Vanaf 1451 stond in de Breestraat tegenover de
Papengracht het Heilige Geesthuis. Een vreemde naam voor een nu vreemd begrip.
Aan het begin van de 14e eeuw was de Heilige Geest echter een begrip in Leiden.
Wat werd er onder verstaan? De Heilige Geest was in die tijd een instelling
voor Armenzorg. De armste inwoners van de stad konden er aankloppen voor
voedsel, een paar schoenen, kleding of een zak turf. De kerk en het stadsbestuur
werkten samen om de allerarmsten uit de samenleving te beschermen. Aanvankelijk
stonden de tafels van de Heilige Geest in de Leidse parochiekerken. Onder
toezicht van de Heilige Geestmeesters vonden daar de uitdelingen plaats. In de
loop van de 15e eeuw werd echter het aantal armen in Leiden steeds groter. De
Heilige Geestmeesters en de stedelijke overheid konden de zorg voor de armen
bijna niet meer aan.
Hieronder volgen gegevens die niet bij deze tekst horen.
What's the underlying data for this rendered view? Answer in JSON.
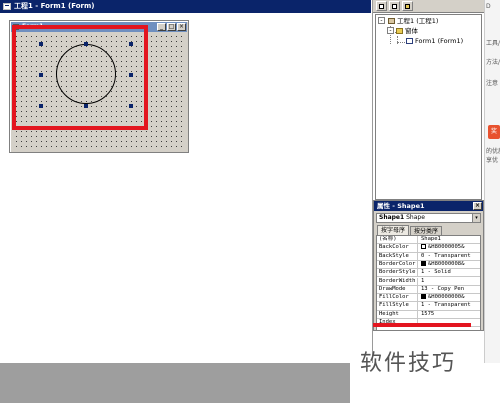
{
  "designer": {
    "title": "工程1 - Form1 (Form)"
  },
  "form1": {
    "caption": "Form1",
    "min_label": "_",
    "max_label": "□",
    "close_label": "×"
  },
  "project": {
    "tree": [
      {
        "label": "工程1 (工程1)",
        "expander": "-"
      },
      {
        "label": "窗体",
        "expander": "-"
      },
      {
        "label": "Form1 (Form1)"
      }
    ]
  },
  "properties": {
    "title": "属性 - Shape1",
    "close_label": "×",
    "object_name": "Shape1",
    "object_type": "Shape",
    "dropdown_glyph": "▾",
    "tabs": [
      "按字母序",
      "按分类序"
    ],
    "rows": [
      {
        "name": "(名称)",
        "value": "Shape1"
      },
      {
        "name": "BackColor",
        "value": "&H80000005&",
        "swatch": "#ffffff"
      },
      {
        "name": "BackStyle",
        "value": "0 - Transparent"
      },
      {
        "name": "BorderColor",
        "value": "&H80000008&",
        "swatch": "#000000"
      },
      {
        "name": "BorderStyle",
        "value": "1 - Solid"
      },
      {
        "name": "BorderWidth",
        "value": "1"
      },
      {
        "name": "DrawMode",
        "value": "13 - Copy Pen"
      },
      {
        "name": "FillColor",
        "value": "&H00000000&",
        "swatch": "#000000"
      },
      {
        "name": "FillStyle",
        "value": "1 - Transparent"
      },
      {
        "name": "Height",
        "value": "1575"
      },
      {
        "name": "Index",
        "value": ""
      }
    ]
  },
  "browser_edge": {
    "items": [
      "D",
      "工具/",
      "方法/",
      "注意"
    ],
    "red_button_label": "奖",
    "snippet_1": "的优质",
    "snippet_2": "享优"
  },
  "watermark": "软件技巧",
  "colors": {
    "titlebar": "#0a246a",
    "highlight": "#e3151f",
    "dialog_face": "#d4d0c8"
  }
}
De toeloop van behoeftigen was enorm. In de kerkelijke
parochies werd om die reden een zogenaamde loodmeester aangesteld. Weer zon
vreemd begrip. Bij de loodmeesters ontvingen de armen een speciaal geslagen
muntje, een loodje. De arme Leienaar ging met zijn loodje naar de plaatselijke
bakker, de slager, de kleermaker of de schoenlapper voor een of ander begeerd
artikel. Na verloop van tijd stapte de winkelier met een zak vol loodjes naar
de Heilige Geestmeesters om af te rekenen. Een uniek systeem van Armenzorg dat
nu nog voortleeft in een uitdrukking uit de volksmond. Wie het laatste loodje had
gelegd werd tenslotte door de Heilige Geestmeesters in een graf voor de armen
begraven. Een eigen huis voor de Heilige Geestmeesters Toen de Heilige
Geestmeesters in 1451 de beschikking kregen over een eigen huis, konden zij ook
arme stadgenoten zonder onderdak opnemen. Dat waren in het bijzonder de vele
pasgeboren kinderen die te vondeling werden gelegd. In de tweede helft van de
15e eeuw ging het Leiden niet voor de wind. De stad verarmde en de armen werden
steeds armer. Iedereen leed onder malaise waaronder de stad gebukt ging. Ouders
konden zelfs niet meer voor hun kroost zorgen en iedere pasgeborene was een
ramp voor de verarmde gezinnen. Een nieuwe mond kon niet worden gevoed. De
kindertjes werden gewoon te vondeling gelegd. In 1491 begonnen de meesters van
de Heilige Geest met het bijhouden van vondelingenboekjes. Veel van die
gevonden kleintjes die aan hun lot waren overgelaten leefden helaas maar kort.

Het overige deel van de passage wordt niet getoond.